L'ex chef du FBI James Comey le 3 mai 2017 devant la commission de justice du Sénat à Washington.
L'ex chef du FBI James Comey le 3 mai 2017 devant la commission de justice du Sénat à Washington. — JIM WATSON / AFP

JUSTICE

Etats-Unis: Trump «autorise» l'ex-chef du FBI à témoigner sur l'affaire russe

L'audition devant le Congrès aura lieu jeudi à 10 heures... 

Le dernier obstacle potentiel est levé. L’ancien chef du FBI, James Comey, pourra témoigner jeudi devant le Congrès sa version, potentiellement explosive, de la tentaculaire affaire russe qui envenime la présidence américaine : Donald Trump a annoncé qu’il ne lui demandera pas de renoncer à témoigner.

« Afin de faciliter un examen rapide et rigoureux des faits par la commission du Renseignement du Sénat, le président Trump n’exercera pas sa prérogative en ce qui concerne le témoignage de James Comey », annonce l’exécutif américain. Ce témoignage est très attendu et pourrait potentiellement mettre en difficulté le président Donald Trump.

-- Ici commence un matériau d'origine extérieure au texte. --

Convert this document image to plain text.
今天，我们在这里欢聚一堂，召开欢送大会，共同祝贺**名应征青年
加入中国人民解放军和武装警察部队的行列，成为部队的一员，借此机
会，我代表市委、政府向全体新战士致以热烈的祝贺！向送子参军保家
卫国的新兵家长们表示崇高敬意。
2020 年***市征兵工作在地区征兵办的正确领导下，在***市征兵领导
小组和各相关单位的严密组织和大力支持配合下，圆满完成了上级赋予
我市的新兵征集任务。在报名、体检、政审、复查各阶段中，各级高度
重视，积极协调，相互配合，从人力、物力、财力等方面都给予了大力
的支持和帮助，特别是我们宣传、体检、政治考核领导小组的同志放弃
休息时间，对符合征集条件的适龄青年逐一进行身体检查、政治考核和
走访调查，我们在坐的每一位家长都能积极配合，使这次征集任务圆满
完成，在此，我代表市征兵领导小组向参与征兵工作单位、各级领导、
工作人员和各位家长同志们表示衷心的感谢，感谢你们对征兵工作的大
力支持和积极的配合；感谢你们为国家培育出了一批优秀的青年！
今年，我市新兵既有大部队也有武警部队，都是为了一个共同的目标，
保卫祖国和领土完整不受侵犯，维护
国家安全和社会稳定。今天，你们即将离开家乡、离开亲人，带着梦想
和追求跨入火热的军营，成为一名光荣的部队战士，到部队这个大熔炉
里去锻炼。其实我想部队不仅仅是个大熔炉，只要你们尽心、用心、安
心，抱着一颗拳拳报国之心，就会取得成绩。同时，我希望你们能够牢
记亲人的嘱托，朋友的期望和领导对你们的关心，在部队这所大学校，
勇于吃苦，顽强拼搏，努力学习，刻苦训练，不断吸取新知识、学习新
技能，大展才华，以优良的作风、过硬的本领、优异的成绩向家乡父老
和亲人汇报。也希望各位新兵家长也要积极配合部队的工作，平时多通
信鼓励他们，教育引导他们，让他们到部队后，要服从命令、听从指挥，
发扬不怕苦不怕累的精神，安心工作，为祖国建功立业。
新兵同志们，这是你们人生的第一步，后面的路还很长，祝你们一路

L’ancien premier policier des Etats-Unis, licencié le 9 mai, sera notamment interrogé par les élus sur la question cruciale de savoir si Donald Trump a, oui ou non, exercé une pression sur le FBI pour infléchir son enquête. Avec en toile de fond une autre interrogation : ces faits peuvent-ils valoir au président américain une procédure de destitution, un mot qui n’est plus tabou depuis quelques semaines à Washington. Il pourrait aussi livrer le contenu des notes qu’il a consignées, dont l’existence a été évoquée par plusieurs médias américains, affirmant que Donald Trump lui a demandé en tête-à-tête de « laisser tomber » l’enquête du FBI sur son ancien conseiller à la sécurité nationale, Michael Flynn, personnage central du dossier russe.

Une inquiétude pour les opposants

Cette audition au Sénat américain est très attendue et pourrait mettre en difficulté le président républicain, au moment où l’étau des enquêtes parlementaires et de la police fédérale sur les ramifications de l’ingérence russe présumée dans la présidentielle de 2016 semble se resserrer autour du milliardaire.

Depuis que ce témoignage public a été annoncé, une possible obstruction à l’audition par Donald Trump était devenue l’une des principales sources d’inquiétude des opposants au président américain, plusieurs milliers de manifestants ayant par exemple battu le pavé dans plus de 150 villes aux Etats-Unis samedi pour exiger la « vérité » sur la Russie et l’indépendance de l’enquête.

Le président américain, de son côté, nie toute intervention auprès du FBI autant qu’il dément une collusion avec Moscou.